Delegating and nodding in agreement is not the way to get things done.
“Everyone delegates. Everyone nods agreement. Nothing changes. Sometimes this not discussing the ‘how’ is very purposively avoided. How many times have you heard in a crisis, ‘I don’t want to know how you get it done, that’s your problem. Just do it.’ If management is to improve their organization, they must change the process. This means that they cannot accept conference room promises, but must work directly with their people on the process, the how and the why. During this period of transition, everyone must be willing to learn. There is no room for fear of learning. No one is too senior to be involved in the how.” This quote comes from “The Deming Route to Quality and Productivity – Road Maps and Roadblocks” p. 139 by William W. Scherkenbach.
So when is the last time you thought about Advanced Product Quality Planning and Control Plan (APQP) in regard to quality records? Going hand in hand with APQP is the requirement for TS16949 certification. TS16949 has evolved over the years to have all the best practices and lessons learned pertaining to quality management systems. Thus, to have effective APQP, there should be quality records. Section 4.2.4 of TS16949 is about control of records. This section states that:
“Records established to provide evidence of conformity to requirements and of the effective operation of the quality management system shall be controlled.
The organization shall establish a documented procedure to define the controls needed for the identification, storage, protection, retrieval, retention and disposition of records.
Records shall remain legible, readily identifiable and retrievable.”
During the past two decades, from 1993 to the present, computer technology has done amazing things since the first APQP document was published. The amount of data that is generated and collected is monstrous. How would your records meet the requirements?

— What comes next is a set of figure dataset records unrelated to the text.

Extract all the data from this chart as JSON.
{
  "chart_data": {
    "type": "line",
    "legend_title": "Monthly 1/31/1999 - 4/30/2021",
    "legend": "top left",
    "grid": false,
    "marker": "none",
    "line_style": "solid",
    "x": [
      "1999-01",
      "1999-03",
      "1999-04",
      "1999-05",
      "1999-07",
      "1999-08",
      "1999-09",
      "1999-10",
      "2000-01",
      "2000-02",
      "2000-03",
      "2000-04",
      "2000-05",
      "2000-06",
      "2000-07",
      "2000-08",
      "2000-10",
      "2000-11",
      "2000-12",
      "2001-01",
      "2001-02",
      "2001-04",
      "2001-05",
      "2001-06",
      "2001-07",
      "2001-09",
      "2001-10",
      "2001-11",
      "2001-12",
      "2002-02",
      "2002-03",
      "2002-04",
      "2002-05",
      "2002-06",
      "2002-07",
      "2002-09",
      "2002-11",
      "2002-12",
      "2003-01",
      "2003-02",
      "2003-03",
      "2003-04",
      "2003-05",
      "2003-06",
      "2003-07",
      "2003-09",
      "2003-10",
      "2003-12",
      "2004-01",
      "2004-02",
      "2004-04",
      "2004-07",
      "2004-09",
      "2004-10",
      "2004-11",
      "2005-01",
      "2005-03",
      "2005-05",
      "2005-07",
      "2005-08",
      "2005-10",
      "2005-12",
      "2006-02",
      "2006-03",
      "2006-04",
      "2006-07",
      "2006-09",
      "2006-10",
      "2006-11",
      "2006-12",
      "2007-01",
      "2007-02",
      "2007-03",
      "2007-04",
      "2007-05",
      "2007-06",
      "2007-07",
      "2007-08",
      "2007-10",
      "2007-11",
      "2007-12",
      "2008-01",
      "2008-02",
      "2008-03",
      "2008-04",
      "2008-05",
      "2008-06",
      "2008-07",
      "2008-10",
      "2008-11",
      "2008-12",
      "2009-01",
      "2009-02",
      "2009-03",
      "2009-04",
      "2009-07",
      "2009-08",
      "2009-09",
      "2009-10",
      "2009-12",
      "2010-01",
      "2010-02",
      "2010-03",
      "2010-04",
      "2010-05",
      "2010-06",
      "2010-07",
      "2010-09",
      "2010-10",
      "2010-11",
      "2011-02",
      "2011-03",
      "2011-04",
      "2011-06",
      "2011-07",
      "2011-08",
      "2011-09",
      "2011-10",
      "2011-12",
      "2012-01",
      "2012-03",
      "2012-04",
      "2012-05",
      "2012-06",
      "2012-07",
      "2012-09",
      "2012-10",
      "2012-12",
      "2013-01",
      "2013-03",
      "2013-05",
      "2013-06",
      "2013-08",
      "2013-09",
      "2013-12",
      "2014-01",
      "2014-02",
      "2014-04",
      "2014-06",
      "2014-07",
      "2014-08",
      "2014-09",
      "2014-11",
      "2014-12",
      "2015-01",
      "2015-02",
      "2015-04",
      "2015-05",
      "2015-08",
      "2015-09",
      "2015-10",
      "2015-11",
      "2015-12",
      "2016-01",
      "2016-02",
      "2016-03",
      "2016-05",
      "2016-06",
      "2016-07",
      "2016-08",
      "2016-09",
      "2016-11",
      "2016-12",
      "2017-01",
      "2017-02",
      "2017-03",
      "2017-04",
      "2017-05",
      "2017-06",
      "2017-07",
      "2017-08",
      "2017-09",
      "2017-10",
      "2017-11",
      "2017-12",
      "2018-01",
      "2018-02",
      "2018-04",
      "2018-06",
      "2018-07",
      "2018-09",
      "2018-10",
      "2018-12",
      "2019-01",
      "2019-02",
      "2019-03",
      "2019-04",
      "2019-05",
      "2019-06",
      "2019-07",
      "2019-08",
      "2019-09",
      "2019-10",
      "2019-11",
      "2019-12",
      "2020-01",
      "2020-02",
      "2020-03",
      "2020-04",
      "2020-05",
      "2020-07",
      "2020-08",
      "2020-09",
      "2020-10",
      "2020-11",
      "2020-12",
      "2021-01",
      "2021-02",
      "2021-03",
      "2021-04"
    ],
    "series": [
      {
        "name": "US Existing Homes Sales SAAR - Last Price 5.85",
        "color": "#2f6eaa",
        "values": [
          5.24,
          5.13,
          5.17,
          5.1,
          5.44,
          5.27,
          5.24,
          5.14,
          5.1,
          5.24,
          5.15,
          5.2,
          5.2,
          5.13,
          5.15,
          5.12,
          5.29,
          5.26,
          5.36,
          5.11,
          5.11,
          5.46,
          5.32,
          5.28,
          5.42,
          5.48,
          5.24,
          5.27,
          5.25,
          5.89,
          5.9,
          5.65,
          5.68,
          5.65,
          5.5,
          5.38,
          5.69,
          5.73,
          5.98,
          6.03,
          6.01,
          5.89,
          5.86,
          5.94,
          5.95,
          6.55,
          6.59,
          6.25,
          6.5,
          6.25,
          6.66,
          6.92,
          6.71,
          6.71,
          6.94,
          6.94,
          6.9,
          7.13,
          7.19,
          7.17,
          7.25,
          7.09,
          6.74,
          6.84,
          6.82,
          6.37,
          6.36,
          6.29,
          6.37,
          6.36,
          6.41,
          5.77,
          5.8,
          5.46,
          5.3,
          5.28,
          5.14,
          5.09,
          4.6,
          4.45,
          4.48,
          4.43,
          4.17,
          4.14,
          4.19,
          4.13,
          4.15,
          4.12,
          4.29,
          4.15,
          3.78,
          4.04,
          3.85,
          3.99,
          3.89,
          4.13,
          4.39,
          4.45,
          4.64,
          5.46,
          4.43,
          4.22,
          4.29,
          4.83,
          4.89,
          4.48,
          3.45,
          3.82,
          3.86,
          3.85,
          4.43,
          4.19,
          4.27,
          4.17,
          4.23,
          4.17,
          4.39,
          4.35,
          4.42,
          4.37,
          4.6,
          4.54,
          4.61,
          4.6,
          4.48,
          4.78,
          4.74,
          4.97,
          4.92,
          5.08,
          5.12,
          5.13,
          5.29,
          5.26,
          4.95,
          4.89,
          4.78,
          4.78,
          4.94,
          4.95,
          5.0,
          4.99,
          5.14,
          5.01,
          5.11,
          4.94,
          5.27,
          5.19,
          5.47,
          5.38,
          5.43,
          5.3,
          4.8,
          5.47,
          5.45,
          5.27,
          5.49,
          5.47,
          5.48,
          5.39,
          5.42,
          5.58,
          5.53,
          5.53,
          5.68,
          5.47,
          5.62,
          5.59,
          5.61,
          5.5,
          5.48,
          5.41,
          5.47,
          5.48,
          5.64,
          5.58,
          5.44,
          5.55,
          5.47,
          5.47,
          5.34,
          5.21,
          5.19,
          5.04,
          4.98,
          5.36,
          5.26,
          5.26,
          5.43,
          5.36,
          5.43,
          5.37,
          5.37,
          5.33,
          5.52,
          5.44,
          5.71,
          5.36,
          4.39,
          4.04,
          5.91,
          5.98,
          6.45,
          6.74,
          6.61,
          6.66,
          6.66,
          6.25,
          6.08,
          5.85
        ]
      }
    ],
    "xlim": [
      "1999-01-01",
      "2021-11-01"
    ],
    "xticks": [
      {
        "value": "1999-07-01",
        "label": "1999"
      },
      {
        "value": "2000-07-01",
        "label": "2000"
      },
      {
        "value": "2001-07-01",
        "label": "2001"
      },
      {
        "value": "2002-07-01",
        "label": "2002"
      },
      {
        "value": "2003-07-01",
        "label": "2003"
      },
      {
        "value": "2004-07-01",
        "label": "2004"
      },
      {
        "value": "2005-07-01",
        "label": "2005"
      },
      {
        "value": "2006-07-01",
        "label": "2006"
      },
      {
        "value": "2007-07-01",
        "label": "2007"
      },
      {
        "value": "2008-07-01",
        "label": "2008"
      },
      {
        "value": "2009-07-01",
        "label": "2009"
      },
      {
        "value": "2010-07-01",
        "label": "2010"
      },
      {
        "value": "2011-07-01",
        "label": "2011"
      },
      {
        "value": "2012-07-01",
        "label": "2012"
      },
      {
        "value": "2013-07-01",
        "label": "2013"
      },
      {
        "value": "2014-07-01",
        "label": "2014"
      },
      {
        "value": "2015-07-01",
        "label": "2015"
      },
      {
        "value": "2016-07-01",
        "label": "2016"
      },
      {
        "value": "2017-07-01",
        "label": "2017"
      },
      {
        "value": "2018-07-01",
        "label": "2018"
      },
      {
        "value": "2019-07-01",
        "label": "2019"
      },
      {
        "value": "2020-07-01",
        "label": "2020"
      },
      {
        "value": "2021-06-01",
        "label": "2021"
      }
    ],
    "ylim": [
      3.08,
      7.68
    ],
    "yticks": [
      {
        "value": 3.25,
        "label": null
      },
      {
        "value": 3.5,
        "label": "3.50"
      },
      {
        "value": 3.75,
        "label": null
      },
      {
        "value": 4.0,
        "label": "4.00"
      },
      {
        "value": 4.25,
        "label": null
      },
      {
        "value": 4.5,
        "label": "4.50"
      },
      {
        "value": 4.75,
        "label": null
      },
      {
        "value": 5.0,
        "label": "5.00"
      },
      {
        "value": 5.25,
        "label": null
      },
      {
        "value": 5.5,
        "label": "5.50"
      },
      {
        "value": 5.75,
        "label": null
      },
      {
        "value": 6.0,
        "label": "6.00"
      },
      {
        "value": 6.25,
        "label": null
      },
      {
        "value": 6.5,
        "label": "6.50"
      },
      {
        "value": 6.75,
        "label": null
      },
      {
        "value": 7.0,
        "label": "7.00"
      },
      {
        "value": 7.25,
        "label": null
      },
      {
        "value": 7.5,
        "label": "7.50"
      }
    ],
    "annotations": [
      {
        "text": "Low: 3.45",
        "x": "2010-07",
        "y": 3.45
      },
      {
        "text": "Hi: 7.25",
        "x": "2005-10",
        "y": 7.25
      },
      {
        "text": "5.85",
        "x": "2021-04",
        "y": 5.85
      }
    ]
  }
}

In auditor talk, quality records are really the evidence that APQP has been executed. APQP states “Product quality planning is a structured method of defining and establishing the steps necessary to assure that a product satisfies the customer.” So, what are the records of your product quality planning?
APQP has sections on:
- Plan and Define Program
- Product Design and Development
- Process Design and Development
- Product and Process Validation
- Feedback, Assessment and Corrective Action
- Control Plan Methodology
So APQP covers your product planning; all your product engineering processes and manufacturing engineering processes; the validation of the product design and also the validation of how the design gets manufactured; how you detect and fix problems during these processes; and the issues and corrective actions that happen during these processes.
Examples of quality records are: program definition and requirement documents, product change requests, bill of material lists, product prints (both 2-D and 3-D), validation and verification test results, design review documents, virtual analysis reports, some types of meeting minute, run at rate results, PFMEAs, DFMEAs and documentation of issues and corrective actions.
So where do you start?
To understand the “how” of your processes, one needs to find the quality records of your processes. Look at a particular record of one of your APQP processes. How is this record generated and used? Can you find all your records? Can a new employee understand where to find them easily? Is there only one place to store a particular type of record? Or do some departments store similar types of records in different types of databases? How do you know you have the latest record for a particular item?
Walk the virtual process of the quality record from a finished one backwards.
In the book “Learning to See: Value-Stream Mapping to Create Value and Eliminate Muda” (p. 14), Mike Rother and John Shook state, “Always collect current-state information while walking along the actual pathways of material and information flows yourself….Begin at the shipping end and work upstream, instead of starting at the receiving dock and walking downstream. This way you will begin with the processes that are linked most directly to the customer, which should set the pace for other processes further upstream.”
Start at the end of the process you pick by looking at a quality record and look at how it was created and used in a particular process.
Does each area of the company understand what their quality records are? Where are they located? What processes generate them? Are they only retained in one area? Is a record kept in multiple areas? On everyone’s individual hard drive? On special drives that one needs a special decoder or the right person in order to get access?
Many companies create what is called a quality record matrix that is an Excel type list that catalogs for each record its identification, storage, protection, retrieval, retention and disposition of records. These record matrixes may be subdivided by departments. Often different departments within a functional area have the same type of records, just different types of products or services. Keep the definition at a high enough level that you can see how different areas use the same processes just for different commodities, services or product lines. It will help to simplify your processes and also identify your main “virtual” processes.
Understand the quality records of your company. Understand how they are generated and by what processes. Look at actual records. As Deming would say, “You can expect what you inspect.”
So you need to look at the content of your records and the integrity of what they contain and say in order to build robustness into your processes. The concepts of quality management systems standards such as TS16969 are tried and true learnings. It’s very similar to athletes doing push-ups and sit-ups. It’s core work, and nobody really likes to do them. It’s painful if you don’t do these types of strength building exercises for your organization. If you don’t, your overall performance suffers, you’re not as good as you could be, and you put yourself at risk for catastrophic injuries.